Price is not the only condition of a sales contract you should carefully consider. If you are purchasing a home via private treaty you will also need to consider the standard terms and conditions of a sales contract. Some of the standard terms and conditions are listed below:
Building and pest inspection - Generally 7 days from the date of the contract.
Finance sufficient to complete the purchase - Generally 14 days from the date of the contract.
Sunset clause - If you need to sell another property before you can purchase this property.
Due diligence clause - this clause allows the buyer to undertake any searches they find relevant on the property, such as future impending development’s, council approvals for work completed, or more information regarding the body corporate appointed.
Deposit amount and due date - an initial deposit is usually required at the time of signing the contract, then it is common that a second deposit may be required once all conditions of the contract have been met and the contract is officially considered unconditional.
Settlement Date - The settlement date can be written in different ways. For example it can be written as an exact amount of days from the date of the contract eg.30-days from the contract date, or as a specific date decided upon between the parties (seller and buyer). Specific dates work well for holiday periods, such as when the 30 day date may fall in the middle of the Christmas holiday break.

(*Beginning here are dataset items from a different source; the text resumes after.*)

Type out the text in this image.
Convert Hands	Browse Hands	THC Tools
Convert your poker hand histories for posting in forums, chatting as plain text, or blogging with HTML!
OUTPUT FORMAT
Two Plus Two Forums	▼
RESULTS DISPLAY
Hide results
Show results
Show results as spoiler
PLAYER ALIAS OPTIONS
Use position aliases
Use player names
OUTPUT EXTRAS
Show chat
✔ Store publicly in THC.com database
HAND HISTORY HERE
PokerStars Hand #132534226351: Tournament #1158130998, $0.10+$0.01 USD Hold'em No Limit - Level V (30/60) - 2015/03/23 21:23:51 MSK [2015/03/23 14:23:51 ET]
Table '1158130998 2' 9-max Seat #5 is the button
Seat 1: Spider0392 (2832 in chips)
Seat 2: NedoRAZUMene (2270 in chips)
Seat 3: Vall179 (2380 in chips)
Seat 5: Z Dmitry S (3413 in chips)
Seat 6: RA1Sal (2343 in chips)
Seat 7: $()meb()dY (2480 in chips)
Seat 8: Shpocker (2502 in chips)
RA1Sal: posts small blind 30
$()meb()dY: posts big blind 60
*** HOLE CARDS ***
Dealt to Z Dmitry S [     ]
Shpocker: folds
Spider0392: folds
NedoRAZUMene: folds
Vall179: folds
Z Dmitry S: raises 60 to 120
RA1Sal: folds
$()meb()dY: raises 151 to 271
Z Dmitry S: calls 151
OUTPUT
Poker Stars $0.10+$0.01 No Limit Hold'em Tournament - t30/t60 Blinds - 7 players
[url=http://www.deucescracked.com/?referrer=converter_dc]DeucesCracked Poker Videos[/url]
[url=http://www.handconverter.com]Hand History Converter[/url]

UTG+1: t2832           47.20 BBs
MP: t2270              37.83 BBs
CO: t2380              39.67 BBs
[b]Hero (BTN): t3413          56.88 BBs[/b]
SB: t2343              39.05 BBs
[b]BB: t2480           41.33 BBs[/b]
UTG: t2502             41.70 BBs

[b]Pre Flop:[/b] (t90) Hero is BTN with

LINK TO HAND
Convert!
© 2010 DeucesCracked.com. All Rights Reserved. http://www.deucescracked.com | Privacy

Things to be considered when you are entering into a sales contract in Queensland
Building insurance - Building insurance on the property will need to be taken out as soon as the contract is considered an official contract (once it is dated and signed by all parties). As a buyer the property becomes your risk at 5pm the second business day after the contract date. Although the seller does have responsibility to look after the property during the settlement period, it is in your best interest to purchase insurance so you can be certain that a third party will step in and protect you should any misfortune befall the property, such as a fire or flood claim on the property.
The Cooling off Period - The cooling off period is a time period within which you can choose to exit from the contract without providing the seller any reason. It is a right that you have as the purchaser of the property. However please note that the seller has the right to claim 0.25% of the purchase price offered by you as penalty for exercising your cooling off right. The standard cooling off period in Queensland is 5-business days from the day you or your solicitor/conveyancer received the fully signed contract.
What is Settlement?
Settlement is the day when the property will be officially yours. It is an event on the settlement day at a specific time, decided upon by the parties solicitors where the solicitors or conveyancers come together to exchange documents for payment in the form of bank cheques. There is no need for the sellers or buyers themselves to attend the settlement in their personal capacity. Once settlement has occurred successfully, you should be duly notified as it is the point when the property becomes legally yours.
Registration of Transfer - Registration of a property transfer and other tidal documents is an event that occurs after settlement, and is usually completed by your financier or conveyancer. Once completed the property will be officially recorded on the Land Register as proof and declaration to the world that you are the owner of the property.
For more information regarding the purchasing process of a home in Queensland the qld.gov.au page is very informative.
Please note that any information provided in this blog is for general knowledge only, and professional advice and consultation should be sought prior to purchasing a home in Queensland.